What National Data Privacy Data Day should draw attention to is, as Andrew Burt, Chief Privacy Officer and Legal Engineer at Immuta said in the Harvard Business Review, “…the biggest risk to our privacy and our security has become the threat of unintended inferences, due to the power of increasingly widespread machine learning techniques. Once we generate data, anyone who possesses enough of it can be a threat, posing new dangers to both our privacy and our security.”

This holiday should draw attention to how we distribute data consciously, but also make us think about how we unconsciously submit data as well. From everything to our health, our political preferences, data is being collected to help determine facts about us we don’t even know exist. The silver lining to these data breaches and realizations about consumer data collection is that consumers are taking initiative to become more informed. Because, let’s face it, as we become more visible on social media, or as people create Facebook profiles for their children who were literally born yesterday, the idea of protecting privacy is something we must think about more consciously.

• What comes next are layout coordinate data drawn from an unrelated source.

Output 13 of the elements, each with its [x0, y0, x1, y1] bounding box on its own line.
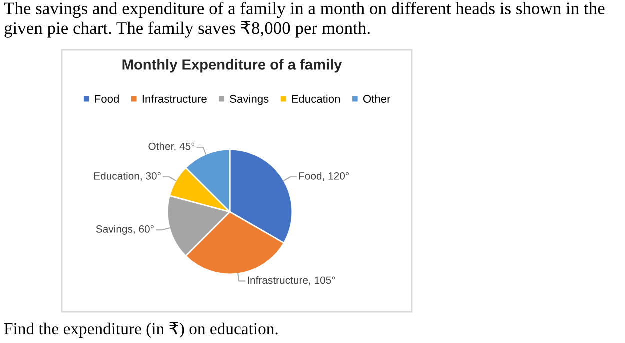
legend-label: Infrastructure	[142, 94, 207, 103]
data-label: Savings, 60°	[96, 225, 154, 235]
chart-title: Monthly Expenditure of a family	[122, 59, 342, 73]
text: Find the expenditure (in ₹) on education.	[4, 322, 278, 338]
data-label: Food, 120°	[299, 172, 349, 182]
data-label: Other, 45°	[148, 142, 195, 152]
legend-label: Education	[292, 94, 340, 103]
legend-label: Other	[363, 94, 391, 103]
data-label: Infrastructure, 105°	[248, 276, 336, 286]
data-label: Education, 30°	[94, 172, 161, 182]
legend-label: Food	[95, 94, 119, 103]
legend-label: Savings	[230, 94, 269, 106]
text: The savings and expenditure of a family in a month on different heads is shown in the given pie chart. The family saves ₹8,000 per month.	[4, 2, 605, 38]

We as consumers know that our data is being collected, which should encourage us to think thoroughly and deliberately about what we say and images we post. If anything National Data Privacy Day allows us to think twice about what content we want to represent us years from now.

Twitter: @juliannespencer

(Images are taken from Marketing Land, Forever Twenty Somethings, and Forbes)

This Article Has 3 Comments
  1. Nikki Heaston says:

    Thank you for this post. I didn’t even know that this day existed and knowing that it’s tomorrow is making me feel motivated to share something about it on my social media pages. It’s scary to think that everything I post is being used somehow and analyzed in a number of different ways to create a picture of me. Privacy really doesn’t exist on social media (in my opinion) which is why I try to stay away from any topics that can come back to bite me. I’m thinking that it would be good to remind all of our social media friends and followers that they may want to think twice before posting their pictures from a party or ranting about their boss. Great post!

  2. Ian Burleigh says:

    Nice work, Julianne! I, too, did not realize that National Data Privacy Day was even a thing. The use of using people’s social postings/activities as data to paint a picture of them creates this interesting conundrum in my eyes. We have already talked so much about how people carefully curate what they post in order to present the “best case” image of themselves. To me, this means that people aren’t fully portraying their true selves online. If this is the case and I’m a business, how much do I really trust these profiles that are generated based on posted content and the like? From an individual perspective, I believe in being authentic and true to yourself online. By doing so, is there really anything to worry about in terms of what we post? Should we care more about what others say about us, or what we say about ourselves?

  3. Oleene Perera says:

    This is scarily timely as my friend awoke to strangers at her door asking about her yard sale just 2 weeks ago in one of the safest communities in the country. One problem however, was that she wasn’t having one. Someone had taken her address and distributed the info as a false ad. Not only was it absolutely terrifying for her alone, but even more so with infant children. The police are involved in trying to track how this information was released but digital tracks are very hard to trace.